Mas a grande estreia da noite ocorre no palco principal, com os nova-iorquinos Interpol. Com o sexto álbum de estúdio, Marauder, previsto para 24 de Agosto, Paul Banks e companhia (sem Carlos Dengler, que saiu da banda em 2011) fazem o que sabem bem: melodias envolventes, letras densas e complexas, riffs de guitarra e linhas de baixo inconfundíveis. Os Interpol percorreram, ao longo de pouco mais de uma hora e meia, todos os trabalhos da banda, começando com “Not Even Jail”de Antics, passando por “Success”um tema que não era tocado desde 2011 e que integra o menos inspirado álbum da banda, homónimo. Há quem diga que as músicas precisam de tempo para serem percebidas e isso parece concretizar-se com os Interpol. Mesmo os temas mais desinspirados da carreira parecem agora fazer sentido, enquanto os grandes temas de Turn on the Bright Lights ou Antics cimentam os Interpol como uma das maiores e melhores bandas de rock alternativo. Com um disco novo a sair, os Interpol ofereceram-nos apenas 2 antevisões do mesmo, nomeadamente “The Rover” e “Now You See Me at Work” (que não está em Marauder), das quais se destaca a bateria de Sam Fogarino, bastante mais forte do que anteriormente. Tal como os fãs croatas, esperamos que os Interpol passem por Portugal no próximo ano, já que não passará por terras lusas a digressão europeia de promoção ao novo álbum, que irá ocorrer no Outono.

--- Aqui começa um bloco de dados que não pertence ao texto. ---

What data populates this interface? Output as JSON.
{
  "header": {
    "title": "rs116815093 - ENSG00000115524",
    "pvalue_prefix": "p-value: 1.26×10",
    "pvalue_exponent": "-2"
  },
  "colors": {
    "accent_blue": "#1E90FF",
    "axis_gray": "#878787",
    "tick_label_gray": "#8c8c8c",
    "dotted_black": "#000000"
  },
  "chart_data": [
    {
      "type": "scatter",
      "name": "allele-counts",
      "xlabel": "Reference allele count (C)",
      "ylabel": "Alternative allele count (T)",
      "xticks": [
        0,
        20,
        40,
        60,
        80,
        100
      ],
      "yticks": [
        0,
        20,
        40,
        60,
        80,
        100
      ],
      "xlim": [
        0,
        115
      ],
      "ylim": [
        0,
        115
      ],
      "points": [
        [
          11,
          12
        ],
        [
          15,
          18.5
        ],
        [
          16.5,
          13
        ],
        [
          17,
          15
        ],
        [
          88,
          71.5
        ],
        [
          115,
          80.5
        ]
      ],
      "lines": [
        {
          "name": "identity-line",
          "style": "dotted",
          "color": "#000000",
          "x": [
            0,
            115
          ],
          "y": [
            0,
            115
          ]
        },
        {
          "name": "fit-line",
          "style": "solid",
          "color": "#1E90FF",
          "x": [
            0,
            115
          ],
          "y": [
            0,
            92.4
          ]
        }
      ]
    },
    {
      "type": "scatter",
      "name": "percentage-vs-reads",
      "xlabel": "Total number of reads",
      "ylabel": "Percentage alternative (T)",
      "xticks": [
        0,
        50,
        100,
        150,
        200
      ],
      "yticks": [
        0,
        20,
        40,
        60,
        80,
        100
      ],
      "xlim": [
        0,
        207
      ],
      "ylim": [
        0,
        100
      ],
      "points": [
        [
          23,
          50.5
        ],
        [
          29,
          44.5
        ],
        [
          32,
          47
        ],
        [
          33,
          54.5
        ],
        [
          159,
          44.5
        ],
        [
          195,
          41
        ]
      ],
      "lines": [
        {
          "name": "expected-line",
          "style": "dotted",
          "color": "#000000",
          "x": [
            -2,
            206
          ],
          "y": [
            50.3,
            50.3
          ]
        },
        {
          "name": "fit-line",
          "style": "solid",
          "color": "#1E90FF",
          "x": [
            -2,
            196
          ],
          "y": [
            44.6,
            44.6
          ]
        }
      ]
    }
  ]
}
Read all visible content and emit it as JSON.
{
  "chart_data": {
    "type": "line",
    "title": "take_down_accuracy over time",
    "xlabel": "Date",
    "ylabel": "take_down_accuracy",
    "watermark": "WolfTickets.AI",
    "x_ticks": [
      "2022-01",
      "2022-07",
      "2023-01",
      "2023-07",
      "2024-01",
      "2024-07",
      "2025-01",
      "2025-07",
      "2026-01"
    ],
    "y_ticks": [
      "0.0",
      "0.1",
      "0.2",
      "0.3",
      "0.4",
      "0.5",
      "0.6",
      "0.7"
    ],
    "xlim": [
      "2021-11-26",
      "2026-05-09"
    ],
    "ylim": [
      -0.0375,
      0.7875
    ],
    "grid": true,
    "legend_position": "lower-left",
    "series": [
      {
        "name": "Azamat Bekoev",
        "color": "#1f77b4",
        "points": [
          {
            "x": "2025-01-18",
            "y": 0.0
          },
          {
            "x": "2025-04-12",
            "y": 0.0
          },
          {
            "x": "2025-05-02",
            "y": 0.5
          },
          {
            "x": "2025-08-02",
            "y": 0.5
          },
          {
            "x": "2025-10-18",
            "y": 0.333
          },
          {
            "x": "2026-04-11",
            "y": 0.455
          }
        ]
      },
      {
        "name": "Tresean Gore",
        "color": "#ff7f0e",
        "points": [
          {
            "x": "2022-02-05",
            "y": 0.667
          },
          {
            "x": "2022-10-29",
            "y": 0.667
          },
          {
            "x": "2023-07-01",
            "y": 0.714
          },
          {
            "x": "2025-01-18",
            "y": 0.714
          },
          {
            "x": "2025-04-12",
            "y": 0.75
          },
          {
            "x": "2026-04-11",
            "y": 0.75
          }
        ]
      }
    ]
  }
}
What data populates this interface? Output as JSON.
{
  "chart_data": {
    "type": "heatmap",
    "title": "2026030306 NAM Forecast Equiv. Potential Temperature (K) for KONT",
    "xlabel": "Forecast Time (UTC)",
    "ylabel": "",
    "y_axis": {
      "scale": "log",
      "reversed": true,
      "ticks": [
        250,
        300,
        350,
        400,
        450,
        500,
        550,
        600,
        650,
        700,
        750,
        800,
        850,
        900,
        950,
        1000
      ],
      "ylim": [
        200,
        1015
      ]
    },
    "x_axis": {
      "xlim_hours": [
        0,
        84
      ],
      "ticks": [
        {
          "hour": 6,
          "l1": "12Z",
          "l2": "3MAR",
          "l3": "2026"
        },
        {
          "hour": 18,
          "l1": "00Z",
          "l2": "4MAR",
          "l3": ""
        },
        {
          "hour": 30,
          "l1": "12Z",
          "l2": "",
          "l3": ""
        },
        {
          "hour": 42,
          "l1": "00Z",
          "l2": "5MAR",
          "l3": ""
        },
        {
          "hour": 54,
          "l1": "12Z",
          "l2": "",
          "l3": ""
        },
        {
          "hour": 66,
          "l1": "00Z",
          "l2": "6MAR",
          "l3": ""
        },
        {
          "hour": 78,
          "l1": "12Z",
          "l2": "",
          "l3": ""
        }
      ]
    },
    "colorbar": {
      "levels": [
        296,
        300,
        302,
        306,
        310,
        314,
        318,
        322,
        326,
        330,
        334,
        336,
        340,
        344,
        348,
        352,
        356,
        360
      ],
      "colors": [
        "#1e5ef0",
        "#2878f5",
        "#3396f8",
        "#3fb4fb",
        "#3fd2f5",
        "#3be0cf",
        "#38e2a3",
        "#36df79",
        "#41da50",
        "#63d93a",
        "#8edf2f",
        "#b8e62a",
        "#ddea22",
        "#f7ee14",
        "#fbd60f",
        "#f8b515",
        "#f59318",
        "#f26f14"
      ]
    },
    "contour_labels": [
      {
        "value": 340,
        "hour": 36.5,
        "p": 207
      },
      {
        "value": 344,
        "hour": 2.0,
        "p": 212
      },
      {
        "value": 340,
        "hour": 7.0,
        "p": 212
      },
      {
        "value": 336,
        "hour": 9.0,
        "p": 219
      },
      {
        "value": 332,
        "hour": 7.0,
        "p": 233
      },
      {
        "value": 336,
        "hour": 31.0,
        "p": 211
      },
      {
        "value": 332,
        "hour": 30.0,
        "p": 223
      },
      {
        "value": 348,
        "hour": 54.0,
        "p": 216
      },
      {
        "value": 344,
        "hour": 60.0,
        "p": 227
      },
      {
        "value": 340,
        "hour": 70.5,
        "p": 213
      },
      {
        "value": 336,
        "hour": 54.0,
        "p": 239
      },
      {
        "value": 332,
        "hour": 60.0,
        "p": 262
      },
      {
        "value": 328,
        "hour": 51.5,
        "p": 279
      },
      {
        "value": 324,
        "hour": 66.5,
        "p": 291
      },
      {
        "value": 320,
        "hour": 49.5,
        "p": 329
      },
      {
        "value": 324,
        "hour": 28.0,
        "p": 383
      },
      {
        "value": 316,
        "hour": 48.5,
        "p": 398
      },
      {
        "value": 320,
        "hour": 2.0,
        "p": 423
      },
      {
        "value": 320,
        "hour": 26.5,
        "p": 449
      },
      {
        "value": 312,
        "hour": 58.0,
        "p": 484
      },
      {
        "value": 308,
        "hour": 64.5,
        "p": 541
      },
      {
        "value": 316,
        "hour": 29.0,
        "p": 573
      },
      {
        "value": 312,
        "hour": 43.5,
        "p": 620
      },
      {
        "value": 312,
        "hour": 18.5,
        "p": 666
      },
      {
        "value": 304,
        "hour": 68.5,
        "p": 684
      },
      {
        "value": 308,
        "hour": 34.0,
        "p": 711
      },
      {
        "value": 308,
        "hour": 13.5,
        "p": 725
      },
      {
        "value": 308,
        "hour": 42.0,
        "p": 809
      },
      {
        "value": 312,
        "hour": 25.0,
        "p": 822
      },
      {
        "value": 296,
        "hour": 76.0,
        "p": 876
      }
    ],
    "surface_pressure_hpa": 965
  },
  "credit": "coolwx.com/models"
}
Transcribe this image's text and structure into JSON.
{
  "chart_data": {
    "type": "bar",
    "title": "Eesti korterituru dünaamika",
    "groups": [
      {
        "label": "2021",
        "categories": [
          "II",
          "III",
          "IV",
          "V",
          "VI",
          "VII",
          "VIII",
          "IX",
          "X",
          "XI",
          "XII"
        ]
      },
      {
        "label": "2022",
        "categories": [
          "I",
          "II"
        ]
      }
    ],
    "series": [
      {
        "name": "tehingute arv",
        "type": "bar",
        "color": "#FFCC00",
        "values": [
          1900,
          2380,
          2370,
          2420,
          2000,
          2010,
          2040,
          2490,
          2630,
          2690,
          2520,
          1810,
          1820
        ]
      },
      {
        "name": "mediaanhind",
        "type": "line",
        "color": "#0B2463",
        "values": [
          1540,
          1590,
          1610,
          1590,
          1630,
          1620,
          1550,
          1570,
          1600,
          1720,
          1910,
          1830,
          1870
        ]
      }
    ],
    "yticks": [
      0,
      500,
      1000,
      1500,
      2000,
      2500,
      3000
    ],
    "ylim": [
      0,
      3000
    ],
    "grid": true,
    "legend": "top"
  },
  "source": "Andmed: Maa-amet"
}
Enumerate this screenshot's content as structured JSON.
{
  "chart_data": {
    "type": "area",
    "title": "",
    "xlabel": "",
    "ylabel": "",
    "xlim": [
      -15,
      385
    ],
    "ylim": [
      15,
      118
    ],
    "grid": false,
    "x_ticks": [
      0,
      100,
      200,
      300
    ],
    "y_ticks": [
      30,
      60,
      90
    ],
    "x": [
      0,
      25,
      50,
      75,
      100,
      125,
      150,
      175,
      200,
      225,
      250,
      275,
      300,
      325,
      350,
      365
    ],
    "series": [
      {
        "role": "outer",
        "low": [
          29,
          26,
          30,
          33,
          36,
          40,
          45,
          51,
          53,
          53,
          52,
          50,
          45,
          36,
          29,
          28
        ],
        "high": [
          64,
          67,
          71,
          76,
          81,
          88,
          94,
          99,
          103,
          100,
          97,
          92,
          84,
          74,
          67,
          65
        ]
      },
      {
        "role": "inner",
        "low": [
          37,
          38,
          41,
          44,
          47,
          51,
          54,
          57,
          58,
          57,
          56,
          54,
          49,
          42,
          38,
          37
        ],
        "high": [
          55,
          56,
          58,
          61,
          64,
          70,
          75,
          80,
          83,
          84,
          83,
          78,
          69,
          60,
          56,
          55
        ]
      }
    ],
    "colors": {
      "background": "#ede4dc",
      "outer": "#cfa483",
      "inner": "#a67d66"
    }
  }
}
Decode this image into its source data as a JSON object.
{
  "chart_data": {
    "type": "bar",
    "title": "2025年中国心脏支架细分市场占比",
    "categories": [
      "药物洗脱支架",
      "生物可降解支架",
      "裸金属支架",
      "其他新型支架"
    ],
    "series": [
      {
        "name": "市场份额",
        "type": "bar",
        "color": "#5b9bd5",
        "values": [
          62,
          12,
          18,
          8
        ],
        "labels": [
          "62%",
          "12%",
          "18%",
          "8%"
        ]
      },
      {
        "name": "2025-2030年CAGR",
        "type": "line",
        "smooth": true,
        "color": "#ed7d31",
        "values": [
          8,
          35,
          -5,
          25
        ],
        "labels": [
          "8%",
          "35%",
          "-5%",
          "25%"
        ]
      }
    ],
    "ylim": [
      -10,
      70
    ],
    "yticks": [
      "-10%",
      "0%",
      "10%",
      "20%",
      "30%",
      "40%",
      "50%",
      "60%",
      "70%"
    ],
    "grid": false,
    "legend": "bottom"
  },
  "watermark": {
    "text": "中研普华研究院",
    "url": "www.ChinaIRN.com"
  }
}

Findo o festival, dedicamo-nos a ser turistas por terras croatas. Conheceremos a costa, as paisagens, o mar, tentaremos perceber porque é que anda tanta a gente fascinada pelos ambientes da Guerra dos Tronos. Porque não, não há melhor álibi para conhecer um país do que um festival de música mais-que-perfeito. Para o ano há mais, querem vir?